For some people, what he eventually discovered during his search may seem shocking. He had surrendered his position, relationships and material comfort, and made enormous efforts to subdue the energy of desire, in an effort to find peace of mind – only to discover that that very mind was not really ‘his’ at all!
However, when he reached that understanding, after six years of strenuous effort, what was left was a state of unshakeable peace. He no longer had anything to worry or to protect. There was no longer any reason to think of himself as a separate person with a personality that needed to be maintained at all costs.
He was free.
Appreciating the possibility of such freedom for each one of us – that we too can find and know such peace – interests me greatly. Glimpsing it, albeit fleetingly, is what keeps me walking this path.
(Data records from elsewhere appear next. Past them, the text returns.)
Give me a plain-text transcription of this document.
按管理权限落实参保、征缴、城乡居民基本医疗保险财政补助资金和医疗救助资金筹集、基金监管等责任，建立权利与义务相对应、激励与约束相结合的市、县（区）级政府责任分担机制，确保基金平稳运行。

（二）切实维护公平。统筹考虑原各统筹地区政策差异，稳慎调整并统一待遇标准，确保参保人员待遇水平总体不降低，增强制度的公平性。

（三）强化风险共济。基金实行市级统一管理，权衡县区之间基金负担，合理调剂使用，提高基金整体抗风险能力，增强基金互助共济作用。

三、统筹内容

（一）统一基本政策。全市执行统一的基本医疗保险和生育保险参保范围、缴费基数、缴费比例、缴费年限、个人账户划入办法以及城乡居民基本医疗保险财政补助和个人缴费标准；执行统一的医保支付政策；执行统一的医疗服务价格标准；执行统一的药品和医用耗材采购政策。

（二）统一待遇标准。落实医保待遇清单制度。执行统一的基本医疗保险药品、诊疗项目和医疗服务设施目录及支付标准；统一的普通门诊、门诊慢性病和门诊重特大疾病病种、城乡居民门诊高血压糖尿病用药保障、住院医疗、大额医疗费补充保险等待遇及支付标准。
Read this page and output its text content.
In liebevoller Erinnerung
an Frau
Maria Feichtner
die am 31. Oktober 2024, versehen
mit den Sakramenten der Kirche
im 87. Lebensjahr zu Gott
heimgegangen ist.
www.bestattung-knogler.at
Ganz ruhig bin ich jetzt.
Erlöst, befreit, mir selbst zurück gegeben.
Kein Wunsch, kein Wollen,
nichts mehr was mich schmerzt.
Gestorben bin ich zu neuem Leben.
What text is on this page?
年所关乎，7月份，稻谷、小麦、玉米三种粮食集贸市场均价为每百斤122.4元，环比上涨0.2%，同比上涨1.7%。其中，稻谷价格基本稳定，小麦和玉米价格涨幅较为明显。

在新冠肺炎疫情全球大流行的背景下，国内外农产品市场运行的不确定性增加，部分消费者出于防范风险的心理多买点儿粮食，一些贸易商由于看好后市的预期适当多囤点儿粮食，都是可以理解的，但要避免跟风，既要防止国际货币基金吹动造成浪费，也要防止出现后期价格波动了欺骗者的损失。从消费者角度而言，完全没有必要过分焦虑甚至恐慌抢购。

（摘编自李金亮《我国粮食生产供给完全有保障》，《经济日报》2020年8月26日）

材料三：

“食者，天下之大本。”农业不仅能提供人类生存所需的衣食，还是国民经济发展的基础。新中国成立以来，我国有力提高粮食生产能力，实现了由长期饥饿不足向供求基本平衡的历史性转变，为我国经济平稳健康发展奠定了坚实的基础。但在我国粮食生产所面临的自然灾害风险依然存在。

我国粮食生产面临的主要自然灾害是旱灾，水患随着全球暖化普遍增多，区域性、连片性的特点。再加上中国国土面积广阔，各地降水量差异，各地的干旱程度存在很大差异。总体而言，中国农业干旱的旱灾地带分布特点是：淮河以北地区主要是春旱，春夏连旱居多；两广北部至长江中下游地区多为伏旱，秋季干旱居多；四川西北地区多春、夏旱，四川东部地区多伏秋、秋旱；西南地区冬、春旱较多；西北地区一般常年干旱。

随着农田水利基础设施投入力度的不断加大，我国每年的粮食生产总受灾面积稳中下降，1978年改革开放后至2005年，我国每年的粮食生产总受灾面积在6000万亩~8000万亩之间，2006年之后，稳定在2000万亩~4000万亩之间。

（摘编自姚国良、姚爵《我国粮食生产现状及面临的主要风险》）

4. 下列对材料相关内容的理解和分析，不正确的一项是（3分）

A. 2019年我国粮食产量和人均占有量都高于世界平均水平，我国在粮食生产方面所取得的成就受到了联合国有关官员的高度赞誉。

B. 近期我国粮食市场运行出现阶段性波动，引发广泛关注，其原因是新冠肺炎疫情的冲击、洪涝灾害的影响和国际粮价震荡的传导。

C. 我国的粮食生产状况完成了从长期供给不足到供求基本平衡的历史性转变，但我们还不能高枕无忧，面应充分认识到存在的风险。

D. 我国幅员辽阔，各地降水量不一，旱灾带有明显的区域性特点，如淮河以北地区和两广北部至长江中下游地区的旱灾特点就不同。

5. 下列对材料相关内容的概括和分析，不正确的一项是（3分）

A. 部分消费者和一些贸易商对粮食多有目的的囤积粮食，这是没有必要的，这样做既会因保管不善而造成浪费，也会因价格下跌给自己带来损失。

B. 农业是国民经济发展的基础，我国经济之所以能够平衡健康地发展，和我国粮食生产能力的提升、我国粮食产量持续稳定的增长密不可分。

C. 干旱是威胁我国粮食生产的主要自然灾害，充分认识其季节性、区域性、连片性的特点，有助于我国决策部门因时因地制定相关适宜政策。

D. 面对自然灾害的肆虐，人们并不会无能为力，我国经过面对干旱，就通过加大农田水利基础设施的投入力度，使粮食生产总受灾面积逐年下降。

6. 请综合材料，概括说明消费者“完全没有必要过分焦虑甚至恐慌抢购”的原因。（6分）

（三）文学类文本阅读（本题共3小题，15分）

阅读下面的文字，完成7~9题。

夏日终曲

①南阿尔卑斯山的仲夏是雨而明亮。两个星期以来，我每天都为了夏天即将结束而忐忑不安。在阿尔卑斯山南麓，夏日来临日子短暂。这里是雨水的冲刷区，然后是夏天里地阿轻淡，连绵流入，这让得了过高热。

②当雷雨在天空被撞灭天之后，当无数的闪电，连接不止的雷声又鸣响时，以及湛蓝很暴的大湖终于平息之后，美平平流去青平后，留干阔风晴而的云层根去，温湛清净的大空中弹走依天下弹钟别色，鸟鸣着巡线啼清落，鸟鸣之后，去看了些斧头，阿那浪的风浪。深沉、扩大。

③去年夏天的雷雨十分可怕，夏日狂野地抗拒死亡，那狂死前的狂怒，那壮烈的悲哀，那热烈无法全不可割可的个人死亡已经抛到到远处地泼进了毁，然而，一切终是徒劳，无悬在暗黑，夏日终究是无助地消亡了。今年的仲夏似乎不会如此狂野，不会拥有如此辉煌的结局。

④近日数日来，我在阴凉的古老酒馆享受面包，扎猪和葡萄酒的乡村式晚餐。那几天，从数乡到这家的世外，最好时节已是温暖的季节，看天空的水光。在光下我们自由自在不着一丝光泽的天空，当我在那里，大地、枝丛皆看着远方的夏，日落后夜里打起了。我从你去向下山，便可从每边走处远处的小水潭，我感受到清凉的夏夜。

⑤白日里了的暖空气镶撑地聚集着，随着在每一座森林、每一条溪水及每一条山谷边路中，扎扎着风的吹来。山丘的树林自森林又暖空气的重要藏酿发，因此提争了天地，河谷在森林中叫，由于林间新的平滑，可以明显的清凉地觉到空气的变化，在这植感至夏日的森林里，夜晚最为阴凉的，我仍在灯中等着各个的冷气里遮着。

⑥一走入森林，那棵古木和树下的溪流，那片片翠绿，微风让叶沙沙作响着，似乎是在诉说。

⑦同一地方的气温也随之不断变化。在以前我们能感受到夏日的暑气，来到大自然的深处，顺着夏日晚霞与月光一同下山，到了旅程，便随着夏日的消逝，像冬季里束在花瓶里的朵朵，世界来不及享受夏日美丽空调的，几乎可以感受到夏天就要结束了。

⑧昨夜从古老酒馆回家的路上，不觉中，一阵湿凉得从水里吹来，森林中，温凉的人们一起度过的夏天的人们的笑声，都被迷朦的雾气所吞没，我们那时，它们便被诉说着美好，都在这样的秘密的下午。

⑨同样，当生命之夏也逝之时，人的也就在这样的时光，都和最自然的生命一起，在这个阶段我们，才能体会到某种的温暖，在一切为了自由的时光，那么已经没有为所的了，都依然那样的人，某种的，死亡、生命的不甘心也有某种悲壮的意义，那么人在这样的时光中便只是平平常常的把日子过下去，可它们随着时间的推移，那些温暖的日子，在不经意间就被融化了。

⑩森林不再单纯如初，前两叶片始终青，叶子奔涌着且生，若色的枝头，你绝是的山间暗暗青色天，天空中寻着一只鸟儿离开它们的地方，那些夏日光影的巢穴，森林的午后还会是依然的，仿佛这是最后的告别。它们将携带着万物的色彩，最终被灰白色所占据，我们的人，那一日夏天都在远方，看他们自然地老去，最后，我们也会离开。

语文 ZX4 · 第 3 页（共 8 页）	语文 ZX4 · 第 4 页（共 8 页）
External events can be sudden, disturbing and dramatic; they can be tragic and confusing. They also provide a stark reminder of impermanence and enable a deeper appreciation of the fragility of our world.
The Buddha would frequently point to this as an encouragement to keep inclining towards that state of inner stability.
Then questions arise: ‘But how do we do it?’ ‘How can we experience that state for ourselves?…’
Ajahn Chah put it nicely:
If you let go a little, you will have a little peace. If you let go a lot, you will have a lot of peace. If you let go completely, you will have complete peace…
One might respond by saying, ‘But does this mean that I just let go altogether and allow everything to fall apart, without caring or trying to do anything?’…
Well, no – because we do care.
There are many things that are important to us. We would like to make sure that these are looked after in a responsible way; so we do our best to fulfil those responsibilities.
The key question is: can we do that with a heart of letting go?
This reflection by Ajahn Candasiri is from the book, Times and the Timeless, “Letting Go,” (pdf) pp. 23-25.